PAN World Model
Source:
- PAN: A World Model for General, Interactable, and Long-Horizon World Simulation
It also has a demo website.
PAN World Model
PAN is a general, interactive, long-horizon world model.
- General: works across many real-world video domains.
- Interactive: state transitions are conditioned on actions (a_t).
- Long-horizon: can roll out many steps with limited drift.
Architecturally, PAN is a latent world model with visual encoder, decoder and a dynamics fucntion which is implemented by a pretrained QWen LLM.
Honestly, PAN’s idea is pretty simple, and the paper isn’t as famous as classics like DINO. I read it because one of the authors is a friend of my friend, and my friend recommended it :)
I'll quickly introduce its core formulation and then focus on three parts of the paper that I found interesting:
- How PAN integrates an LLM into world model
- How PAN extends the imagination horizon
- (The most important one) How PAN builds the dataset
Core formulation (GLP)
PAN presents its architecture under the name Generative Latent Prediction (GLP)—a standard encoder–dynamics–decoder setup with reconstruction supervision.
At time \(t\):
- observation: \(O_t\)
- action: \(a_t\)
- latent state: \(\hat{s}_t\)
Components: - Encoder:
\[ \hat{s}_t=h\left(o_t\right) \]
- Latent dynamics, or the transition function:
\[ \hat{s}_{t+1}=f\left(\hat{s}_t, a_t\right) \]
- Decoder:
\[ \hat{o}_{t+1}=g\left(\hat{s}_{t+1}\right) \]
Training loss:
\[ \mathcal{L}=\operatorname{disc}\left(\hat{o}_{t+1}, o_{t+1}\right) \] where \(\mathrm{disc}(\cdot, \cdot)\) is a flow matching loss.
Part 1: How PAN uses an LLM for world dynamics
PAN does not use an RNN, diffusion model, or a transformer trained from scratch for dynamics. Rather, it uses a pretrained Qwen2.5-VL model as the transition function. It predicts the next latent state instead of pixels. The state is represented as a fixed set of 256 continuous tokens,
Figure 1 illustrates the model inferrence process:
How inputs are formatted:
- They feed the model a multi-turn “chat” sequence.
- Each step alternates: (visual state) + (text action) → (predicted latent tokens).
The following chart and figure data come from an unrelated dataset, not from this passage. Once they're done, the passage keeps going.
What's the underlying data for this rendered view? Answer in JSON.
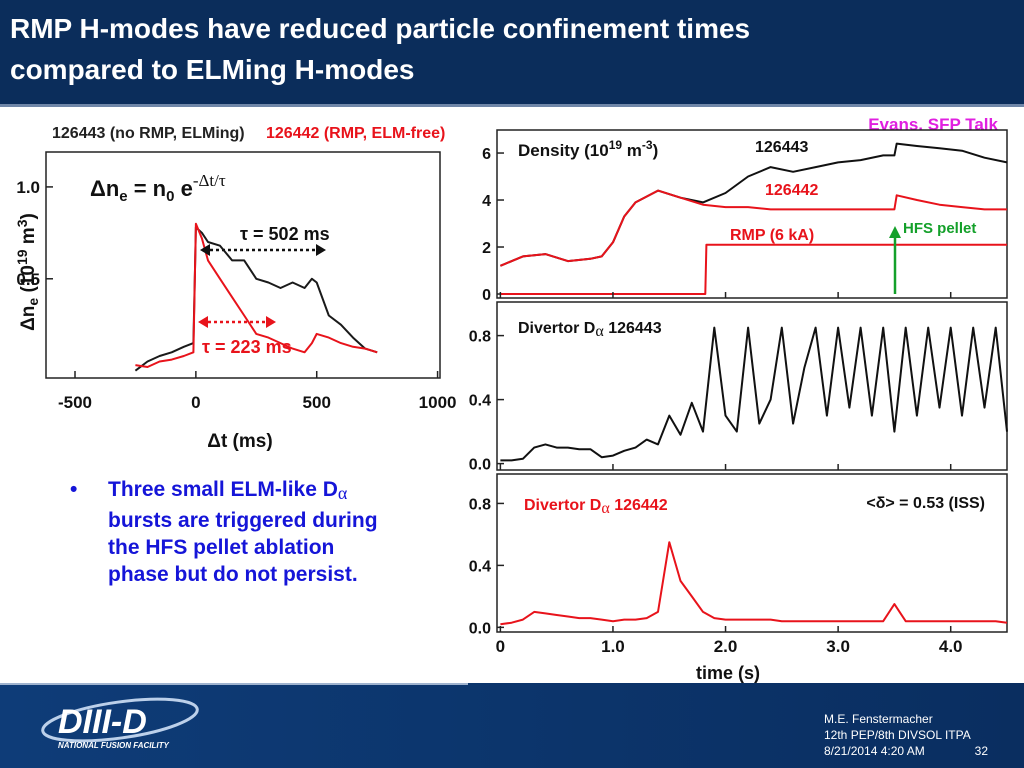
{
  "header": {
    "title_lines": [
      "RMP H-modes have reduced particle confinement times",
      "compared to ELMing H-modes"
    ]
  },
  "left_chart": {
    "type": "line",
    "legend": [
      "126443 (no RMP, ELMing)",
      "126442 (RMP, ELM-free)"
    ],
    "formula": [
      "Δn",
      "e",
      " = n",
      "0",
      " e",
      "-Δt/τ"
    ],
    "tau_black": "τ = 502 ms",
    "tau_red": "τ = 223 ms",
    "x_label": "Δt (ms)",
    "y_label": [
      "Δn",
      "e",
      " (10",
      "19",
      " m",
      "3",
      ")"
    ],
    "xlim": [
      -620,
      1010
    ],
    "xticks": [
      -500,
      0,
      500,
      1000
    ],
    "ylim": [
      -0.04,
      1.19
    ],
    "yticks": [
      0.5,
      {
        "value": 1,
        "label": "1.0"
      }
    ],
    "x": [
      -250,
      -200,
      -150,
      -100,
      -50,
      -10,
      0,
      25,
      50,
      100,
      150,
      200,
      250,
      300,
      350,
      400,
      450,
      480,
      500,
      550,
      600,
      650,
      700,
      750
    ],
    "series": [
      {
        "name": "126443 (no RMP, ELMing)",
        "color": "#1a1a1a",
        "values": [
          0.0,
          0.05,
          0.08,
          0.1,
          0.13,
          0.15,
          0.78,
          0.75,
          0.7,
          0.68,
          0.6,
          0.6,
          0.5,
          0.48,
          0.45,
          0.48,
          0.45,
          0.5,
          0.48,
          0.3,
          0.25,
          0.18,
          0.12,
          0.1
        ]
      },
      {
        "name": "126442 (RMP, ELM-free)",
        "color": "#e8131b",
        "values": [
          0.03,
          0.02,
          0.05,
          0.06,
          0.08,
          0.1,
          0.8,
          0.72,
          0.6,
          0.5,
          0.4,
          0.3,
          0.2,
          0.18,
          0.15,
          0.12,
          0.1,
          0.15,
          0.2,
          0.18,
          0.15,
          0.13,
          0.12,
          0.1
        ]
      }
    ]
  },
  "right_chart": {
    "type": "line",
    "corner_note": "Evans, SFP Talk",
    "x_label": "time (s)",
    "xlim": [
      -0.03,
      4.5
    ],
    "xticks": [
      0,
      {
        "value": 1,
        "label": "1.0"
      },
      {
        "value": 2,
        "label": "2.0"
      },
      {
        "value": 3,
        "label": "3.0"
      },
      {
        "value": 4,
        "label": "4.0"
      }
    ],
    "panels": [
      {
        "title": [
          "Density  (10",
          "19",
          " m",
          "-3",
          ")"
        ],
        "ylim": [
          -0.17,
          6.98
        ],
        "yticks": [
          0,
          2,
          4,
          6
        ],
        "annotation": "HFS pellet",
        "series": [
          {
            "name": "126443",
            "color": "#111111",
            "x": [
              0,
              0.2,
              0.4,
              0.6,
              0.8,
              0.9,
              1.0,
              1.1,
              1.2,
              1.4,
              1.6,
              1.8,
              2.0,
              2.2,
              2.4,
              2.6,
              2.8,
              3.0,
              3.2,
              3.4,
              3.5,
              3.52,
              3.7,
              3.9,
              4.1,
              4.3,
              4.5
            ],
            "values": [
              1.2,
              1.6,
              1.7,
              1.4,
              1.5,
              1.6,
              2.2,
              3.3,
              3.9,
              4.4,
              4.1,
              3.9,
              4.3,
              5.0,
              5.4,
              5.2,
              5.4,
              5.6,
              5.7,
              5.9,
              5.9,
              6.4,
              6.3,
              6.2,
              6.1,
              5.8,
              5.6
            ]
          },
          {
            "name": "126442",
            "color": "#e8131b",
            "x": [
              0,
              0.2,
              0.4,
              0.6,
              0.8,
              0.9,
              1.0,
              1.1,
              1.2,
              1.4,
              1.6,
              1.8,
              2.0,
              2.2,
              2.4,
              2.6,
              2.8,
              3.0,
              3.2,
              3.4,
              3.5,
              3.52,
              3.7,
              3.9,
              4.1,
              4.3,
              4.5
            ],
            "values": [
              1.2,
              1.6,
              1.7,
              1.4,
              1.5,
              1.6,
              2.2,
              3.3,
              3.9,
              4.4,
              4.1,
              3.8,
              3.7,
              3.7,
              3.6,
              3.6,
              3.6,
              3.6,
              3.6,
              3.6,
              3.6,
              4.2,
              4.0,
              3.8,
              3.7,
              3.6,
              3.6
            ]
          },
          {
            "name": "RMP (6 kA)",
            "color": "#e8131b",
            "x": [
              0,
              1.82,
              1.83,
              4.5
            ],
            "values": [
              0,
              0,
              2.1,
              2.1
            ]
          }
        ]
      },
      {
        "title": [
          "Divertor D",
          "α",
          "  126443"
        ],
        "ylim": [
          -0.04,
          1.01
        ],
        "yticks": [
          {
            "value": 0,
            "label": "0.0"
          },
          {
            "value": 0.4,
            "label": "0.4"
          },
          {
            "value": 0.8,
            "label": "0.8"
          }
        ],
        "x": [
          0,
          0.1,
          0.2,
          0.3,
          0.4,
          0.5,
          0.6,
          0.7,
          0.8,
          0.9,
          1.0,
          1.1,
          1.2,
          1.3,
          1.4,
          1.5,
          1.6,
          1.7,
          1.8,
          1.9,
          2.0,
          2.1,
          2.2,
          2.3,
          2.4,
          2.5,
          2.6,
          2.7,
          2.8,
          2.9,
          3.0,
          3.1,
          3.2,
          3.3,
          3.4,
          3.5,
          3.6,
          3.7,
          3.8,
          3.9,
          4.0,
          4.1,
          4.2,
          4.3,
          4.4,
          4.5
        ],
        "series": [
          {
            "color": "#111111",
            "values": [
              0.02,
              0.02,
              0.03,
              0.1,
              0.12,
              0.1,
              0.1,
              0.09,
              0.09,
              0.04,
              0.05,
              0.08,
              0.1,
              0.15,
              0.12,
              0.3,
              0.18,
              0.38,
              0.2,
              0.85,
              0.3,
              0.2,
              0.85,
              0.25,
              0.4,
              0.85,
              0.25,
              0.6,
              0.85,
              0.3,
              0.85,
              0.35,
              0.85,
              0.3,
              0.85,
              0.2,
              0.85,
              0.3,
              0.85,
              0.35,
              0.85,
              0.3,
              0.85,
              0.35,
              0.85,
              0.2
            ]
          }
        ]
      },
      {
        "title": [
          "Divertor D",
          "α",
          "  126442"
        ],
        "note": "<δ> = 0.53 (ISS)",
        "ylim": [
          -0.03,
          0.99
        ],
        "yticks": [
          {
            "value": 0,
            "label": "0.0"
          },
          {
            "value": 0.4,
            "label": "0.4"
          },
          {
            "value": 0.8,
            "label": "0.8"
          }
        ],
        "x": [
          0,
          0.1,
          0.2,
          0.3,
          0.4,
          0.5,
          0.6,
          0.7,
          0.8,
          0.9,
          1.0,
          1.1,
          1.2,
          1.3,
          1.4,
          1.5,
          1.6,
          1.7,
          1.8,
          1.9,
          2.0,
          2.1,
          2.2,
          2.3,
          2.4,
          2.5,
          2.6,
          2.7,
          2.8,
          2.9,
          3.0,
          3.1,
          3.2,
          3.3,
          3.4,
          3.5,
          3.6,
          3.7,
          3.8,
          3.9,
          4.0,
          4.1,
          4.2,
          4.3,
          4.4,
          4.5
        ],
        "series": [
          {
            "color": "#e8131b",
            "values": [
              0.02,
              0.03,
              0.05,
              0.1,
              0.09,
              0.08,
              0.07,
              0.06,
              0.06,
              0.05,
              0.04,
              0.05,
              0.05,
              0.06,
              0.1,
              0.55,
              0.3,
              0.2,
              0.1,
              0.06,
              0.05,
              0.05,
              0.05,
              0.05,
              0.05,
              0.04,
              0.04,
              0.04,
              0.04,
              0.04,
              0.04,
              0.04,
              0.04,
              0.04,
              0.04,
              0.15,
              0.04,
              0.04,
              0.04,
              0.04,
              0.04,
              0.04,
              0.04,
              0.04,
              0.04,
              0.03
            ]
          }
        ]
      }
    ]
  },
  "bullet": [
    "Three small ELM-like D",
    "α",
    " bursts are triggered during the HFS pellet ablation phase but do not persist."
  ],
  "footer": {
    "logo": "DIII-D",
    "logo_sub": "NATIONAL FUSION FACILITY",
    "author": "M.E. Fenstermacher",
    "meeting": "12th PEP/8th DIVSOL ITPA",
    "date": "8/21/2014 4:20 AM",
    "page": "32"
  }
}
- This matches the pretrained VLM dialogue format. (See §3.2.1.)
What context it uses:
- f conditions on the full history (s1, a1, …, st, at), not just (st, at). That's why in Figure 1 the autoregression process is noted to have "long-term" consistent. (See §3.2 and §5.)
Also, due to the dynamics being a LLM, PAN uses text actions.
Part 2: How PAN lengthens the prediction horizon
Lots of world models suffer from imagination horizon. PAN attacks this in its diffusion decoder. It basically involves starting from a pretrained VLM and adjusting the VLM with a Causal Swin-DPM architecture.
These content are all at §3.3 (Video Diffusion Decoder) in the paper and I'll skip them as they're a bit engineering. But I recommend you to read it if you want some inspriations of the horizon problem.
Part 3: Dataset and where the “action text” comes from
The paper writes the dataset as triples: \((o_t, a_t, o_{t+1})\).
The dataset is supposed to be very large and diverse as PAN is a large model and claims itself to generalize well.
Its collection process is described in §6 (Training Data), which involves:
- Collecting public videos and segment them into clips.
- Filtering the clips by some heuristics
- Dense re-captioning each clip.
The re-captioning part is the most import one as it's where action \(a_t\) is added and paired with observation \(o_t\).
(Fairly speaking, I think the most valuable component of this work is its dataset because the model architecture and training algorithm are all trivial.)
Although the author didn't discribe this part in deteil, we still know that:
- Each caption is expected to be detailed (dense) and describes dynamis of the video, instead of static backgrounds.
- Captions are generated bu some pretrained VLM.
The last thing worth mentioning about this paper is that it has a extensive evaluation (in §7 and §8) which involves both quantitive and qualititive analysis, and it even proposes to measure the model dynamis instead of simply the single frame reconstruction quality. I agree with this evaluation protocal as the dynamics of the wm is arguably the most important property of it but its measurement is largely ignored by most works.